Avoid: Using WikiText/C4 as default calibration data for task-specific models. This is the most common source of unnecessary quality loss.
Avoid: Comparing compression methods using only perplexity or a single aggregate score. UniComp shows that per-category analysis reveals critical differences hidden by averages.
Avoid: Assuming distillation is always better than quantization. Distillation requires full training runs (days/weeks on many GPUs) while quantization is a post-training step (minutes/hours on one GPU) with competitive quality retention.

Error Handling

Compressed model produces garbage output: Likely over-aggressive compression. Reduce bit-width (try 8-bit instead of 4-bit) or sparsity (try 30% instead of 50%). Check that the quantization library version matches the model architecture.
Accuracy looks fine but users report quality issues: You are probably evaluating only knowledge-centric benchmarks. Add reasoning, instruction-following, and open-ended generation tests.
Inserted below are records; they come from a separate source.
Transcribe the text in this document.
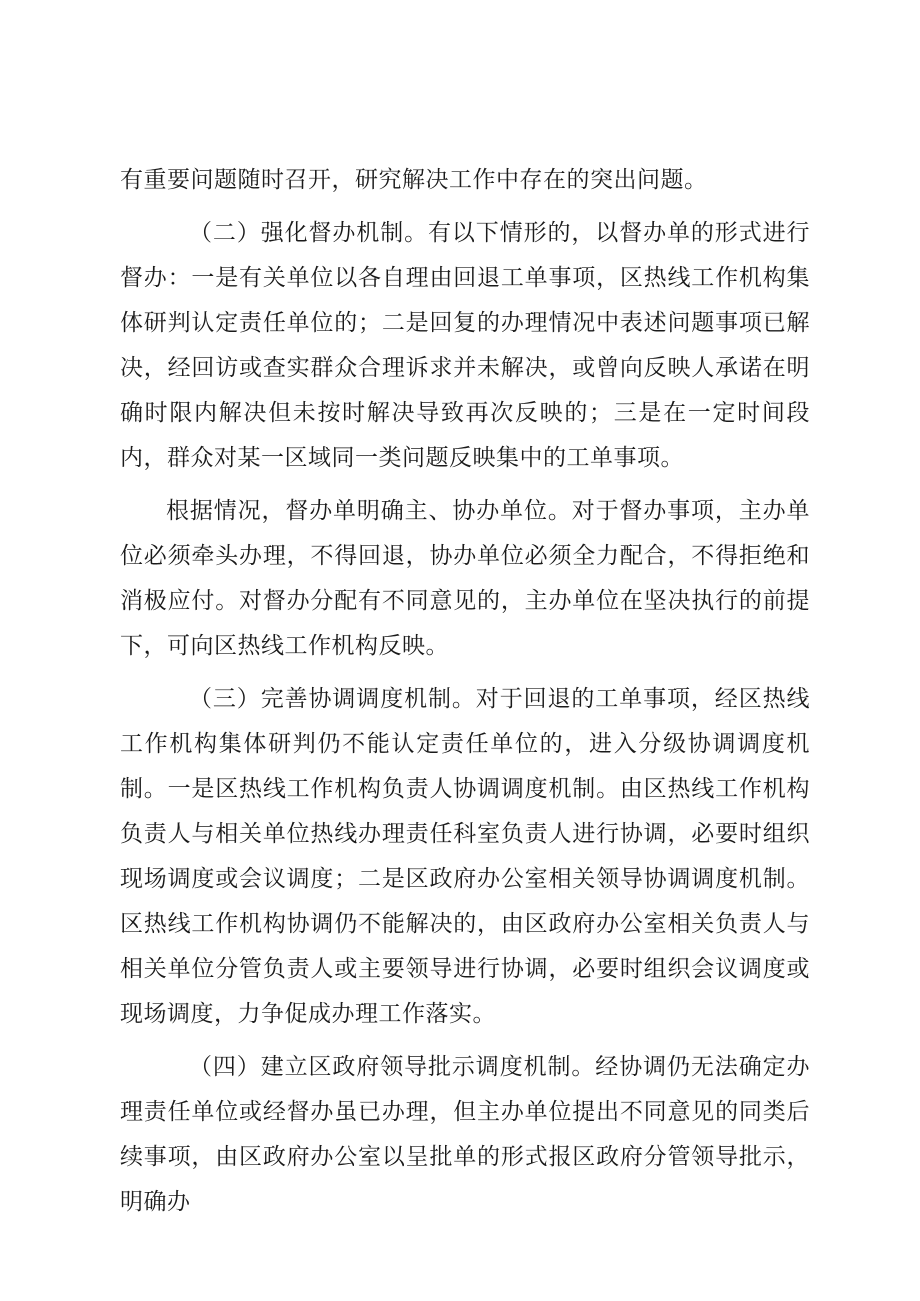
有重要问题随时召开，研究解决工作中存在的突出问题。

（二）强化督办机制。有以下情形的，以督办单的形式进行督办：一是有关单位以各自理由回退工单事项，区热线工作机构集体研判认定责任单位的；二是回复的办理情况中表述问题事项已解决，经回访或查实群众合理诉求并未解决，或曾向反映人承诺在明确时限内解决但未按时解决导致再次反映的；三是在一定时间段内，群众对某一区域同一类问题反映集中的工单事项。

根据情况，督办单明确主、协办单位。对于督办事项，主办单位必须牵头办理，不得回退，协办单位必须全力配合，不得拒绝和消极应付。对督办分配有不同意见的，主办单位在坚决执行的前提下，可向区热线工作机构反映。

（三）完善协调调度机制。对于回退的工单事项，经区热线工作机构集体研判仍不能认定责任单位的，进入分级协调调度机制。一是区热线工作机构负责人协调调度机制。由区热线工作机构负责人与相关单位热线办理责任科室负责人进行协调，必要时组织现场调度或会议调度；二是区政府办公室相关领导协调调度机制。区热线工作机构协调仍不能解决的，由区政府办公室相关负责人与相关单位分管负责人或主要领导进行协调，必要时组织会议调度或现场调度，力争促成办理工作落实。

（四）建立区政府领导批示调度机制。经协调仍无法确定办理责任单位或经督办虽已办理，但主办单位提出不同意见的同类后续事项，由区政府办公室以呈批单的形式报区政府分管领导批示，明确办
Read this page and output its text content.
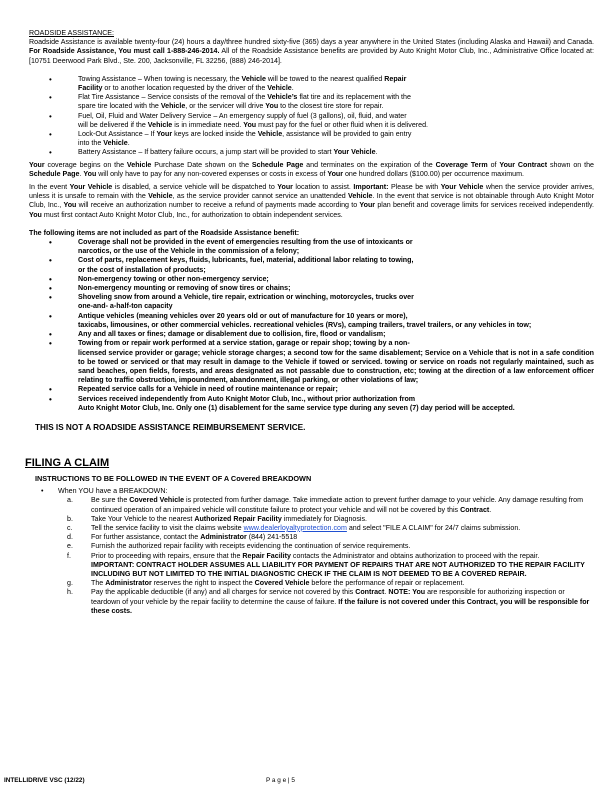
ROADSIDE ASSISTANCE:

Roadside Assistance is available twenty-four (24) hours a day/three hundred sixty-five (365) days a year anywhere in the United States (including Alaska and Hawaii) and Canada. For Roadside Assistance, You must call 1-888-246-2014. All of the Roadside Assistance benefits are provided by Auto Knight Motor Club, Inc., Administrative Office located at: [10751 Deerwood Park Blvd., Ste. 200, Jacksonville, FL 32256, (888) 246-2014].

• Towing Assistance – When towing is necessary, the Vehicle will be towed to the nearest qualified Repair
Facility or to another location requested by the driver of the Vehicle.
• Flat Tire Assistance – Service consists of the removal of the Vehicle’s flat tire and its replacement with the
spare tire located with the Vehicle, or the servicer will drive You to the closest tire store for repair.
• Fuel, Oil, Fluid and Water Delivery Service – An emergency supply of fuel (3 gallons), oil, fluid, and water
will be delivered if the Vehicle is in immediate need. You must pay for the fuel or other fluid when it is delivered.
• Lock-Out Assistance – If Your keys are locked inside the Vehicle, assistance will be provided to gain entry
into the Vehicle.
• Battery Assistance – If battery failure occurs, a jump start will be provided to start Your Vehicle.

Your coverage begins on the Vehicle Purchase Date shown on the Schedule Page and terminates on the expiration of the Coverage Term of Your Contract shown on the Schedule Page. You will only have to pay for any non-covered expenses or costs in excess of Your one hundred dollars ($100.00) per occurrence maximum.

In the event Your Vehicle is disabled, a service vehicle will be dispatched to Your location to assist. Important: Please be with Your Vehicle when the service provider arrives, unless it is unsafe to remain with the Vehicle, as the service provider cannot service an unattended Vehicle. In the event that service is not obtainable through Auto Knight Motor Club, Inc., You will receive an authorization number to receive a refund of payments made according to Your plan benefit and coverage limits for services received independently. You must first contact Auto Knight Motor Club, Inc., for authorization to obtain independent services.

The following items are not included as part of the Roadside Assistance benefit:

• Coverage shall not be provided in the event of emergencies resulting from the use of intoxicants or
narcotics, or the use of the Vehicle in the commission of a felony;
• Cost of parts, replacement keys, fluids, lubricants, fuel, material, additional labor relating to towing,
or the cost of installation of products;
• Non-emergency towing or other non-emergency service;
• Non-emergency mounting or removing of snow tires or chains;
• Shoveling snow from around a Vehicle, tire repair, extrication or winching, motorcycles, trucks over
one-and- a-half-ton capacity
• Antique vehicles (meaning vehicles over 20 years old or out of manufacture for 10 years or more),
taxicabs, limousines, or other commercial vehicles. recreational vehicles (RVs), camping trailers, travel trailers, or any vehicles in tow;
• Any and all taxes or fines; damage or disablement due to collision, fire, flood or vandalism;
• Towing from or repair work performed at a service station, garage or repair shop; towing by a non-
licensed service provider or garage; vehicle storage charges; a second tow for the same disablement; Service on a Vehicle that is not in a safe condition to be towed or serviced or that may result in damage to the Vehicle if towed or serviced. towing or service on roads not regularly maintained, such as sand beaches, open fields, forests, and areas designated as not passable due to construction, etc; towing at the direction of a law enforcement officer relating to traffic obstruction, impoundment, abandonment, illegal parking, or other violations of law;
• Repeated service calls for a Vehicle in need of routine maintenance or repair;
• Services received independently from Auto Knight Motor Club, Inc., without prior authorization from
Auto Knight Motor Club, Inc. Only one (1) disablement for the same service type during any seven (7) day period will be accepted.

THIS IS NOT A ROADSIDE ASSISTANCE REIMBURSEMENT SERVICE.

FILING A CLAIM

INSTRUCTIONS TO BE FOLLOWED IN THE EVENT OF A Covered BREAKDOWN

• When YOU have a BREAKDOWN:

a.	Be sure the Covered Vehicle is protected from further damage. Take immediate action to prevent further damage to your vehicle. Any damage resulting from continued operation of an impaired vehicle will constitute failure to protect your vehicle and will not be covered by this Contract.
b.	Take Your Vehicle to the nearest Authorized Repair Facility immediately for Diagnosis.
c.	Tell the service facility to visit the claims website www.dealerloyaltyprotection.com and select "FILE A CLAIM" for 24/7 claims submission.
d.	For further assistance, contact the Administrator (844) 241-5518
e.	Furnish the authorized repair facility with receipts evidencing the continuation of service requirements.
f.	Prior to proceeding with repairs, ensure that the Repair Facility contacts the Administrator and obtains authorization to proceed with the repair.
IMPORTANT: CONTRACT HOLDER ASSUMES ALL LIABILITY FOR PAYMENT OF REPAIRS THAT ARE NOT AUTHORIZED TO THE REPAIR FACILITY INCLUDING BUT NOT LIMITED TO THE INITIAL DIAGNOSTIC CHECK IF THE CLAIM IS NOT DEEMED TO BE A COVERED REPAIR.
g.	The Administrator reserves the right to inspect the Covered Vehicle before the performance of repair or replacement.
h.	Pay the applicable deductible (if any) and all charges for service not covered by this Contract. NOTE: You are responsible for authorizing inspection or teardown of your vehicle by the repair facility to determine the cause of failure. If the failure is not covered under this Contract, you will be responsible for these costs.
INTELLIDRIVE VSC (12/22)	P a g e | 5
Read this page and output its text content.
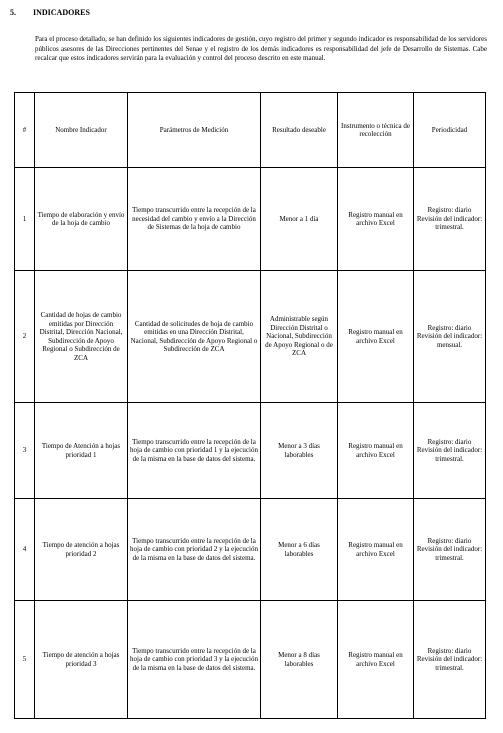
5. INDICADORES

Para el proceso detallado, se han definido los siguientes indicadores de gestión, cuyo registro del primer y segundo indicador es responsabilidad de los servidores públicos asesores de las Direcciones pertinentes del Senae y el registro de los demás indicadores es responsabilidad del jefe de Desarrollo de Sistemas. Cabe recalcar que estos indicadores servirán para la evaluación y control del proceso descrito en este manual.

#	Nombre Indicador	Parámetros de Medición	Resultado deseable	Instrumento o técnica de recolección	Periodicidad
1	Tiempo de elaboración y envío de la hoja de cambio	Tiempo transcurrido entre la recepción de la necesidad del cambio y envío a la Dirección de Sistemas de la hoja de cambio	Menor a 1 día	Registro manual en archivo Excel	Registro: diario Revisión del indicador: trimestral.
2	Cantidad de hojas de cambio emitidas por Dirección Distrital, Dirección Nacional, Subdirección de Apoyo Regional o Subdirección de ZCA	Cantidad de solicitudes de hoja de cambio emitidas en una Dirección Distrital, Nacional, Subdirección de Apoyo Regional o Subdirección de ZCA	Administrable según Dirección Distrital o Nacional, Subdirección de Apoyo Regional o de ZCA	Registro manual en archivo Excel	Registro: diario Revisión del indicador: mensual.
3	Tiempo de Atención a hojas prioridad 1	Tiempo transcurrido entre la recepción de la hoja de cambio con prioridad 1 y la ejecución de la misma en la base de datos del sistema.	Menor a 3 días laborables	Registro manual en archivo Excel	Registro: diario Revisión del indicador: trimestral.
4	Tiempo de atención a hojas prioridad 2	Tiempo transcurrido entre la recepción de la hoja de cambio con prioridad 2 y la ejecución de la misma en la base de datos del sistema.	Menor a 6 días laborables	Registro manual en archivo Excel	Registro: diario Revisión del indicador: trimestral.
5	Tiempo de atención a hojas prioridad 3	Tiempo transcurrido entre la recepción de la hoja de cambio con prioridad 3 y la ejecución de la misma en la base de datos del sistema.	Menor a 8 días laborables	Registro manual en archivo Excel	Registro: diario Revisión del indicador: trimestral.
The knowledge bias means standard benchmarks miss real degradation.
Calibration data doesn't help: Ensure calibration samples have the same tokenization and format as inference inputs. Mismatched prompt templates between calibration and deployment nullify calibration benefits.
Model fits in memory but inference is slow: Quantized models need kernel support for actual speedup. Verify the serving framework (vLLM, TGI, llama.cpp) has optimized kernels for your chosen format. INT4 without GPU kernel support may be slower than FP16.
Mixed results across categories after compression: This is expected -- it's the knowledge bias at work. Prioritize the capability category that matters most for your use case and optimize calibration for it, accepting graceful degradation elsewhere.

Limitations

UniComp's benchmarks focus on English-centric and standard academic tasks. Compression behavior on domain-specific tasks (medical, legal, financial) may differ and requires separate validation.
The 50% reasoning recovery from task-specific calibration is an upper bound observed in controlled experiments. Real-world recovery depends on calibration data quality and task alignment.
The framework evaluates models up to ~70B parameters. Compression dynamics for 100B+ models (e.g., Llama 3 405B) may exhibit different trade-off curves.
Hardware-aware efficiency measurements are GPU-specific. CPU, mobile, and custom accelerator deployments may show different relative advantages between methods.
UniComp does not cover combination strategies (e.g., quantization + pruning together, or distillation followed by quantization) which are increasingly common in practice.

Reference

UniComp: A Unified Evaluation of Large Language Model Compression via Pruning, Quantization and Distillation Jonathan von Rad, Yong Cao, Andreas Geiger (2026). arXiv: 2602.09130v2 Key takeaway: Look at Tables 2-5 for per-category accuracy breakdowns showing the knowledge bias effect, and Section 5.3 for the calibration experiments that recover reasoning performance in pruned models.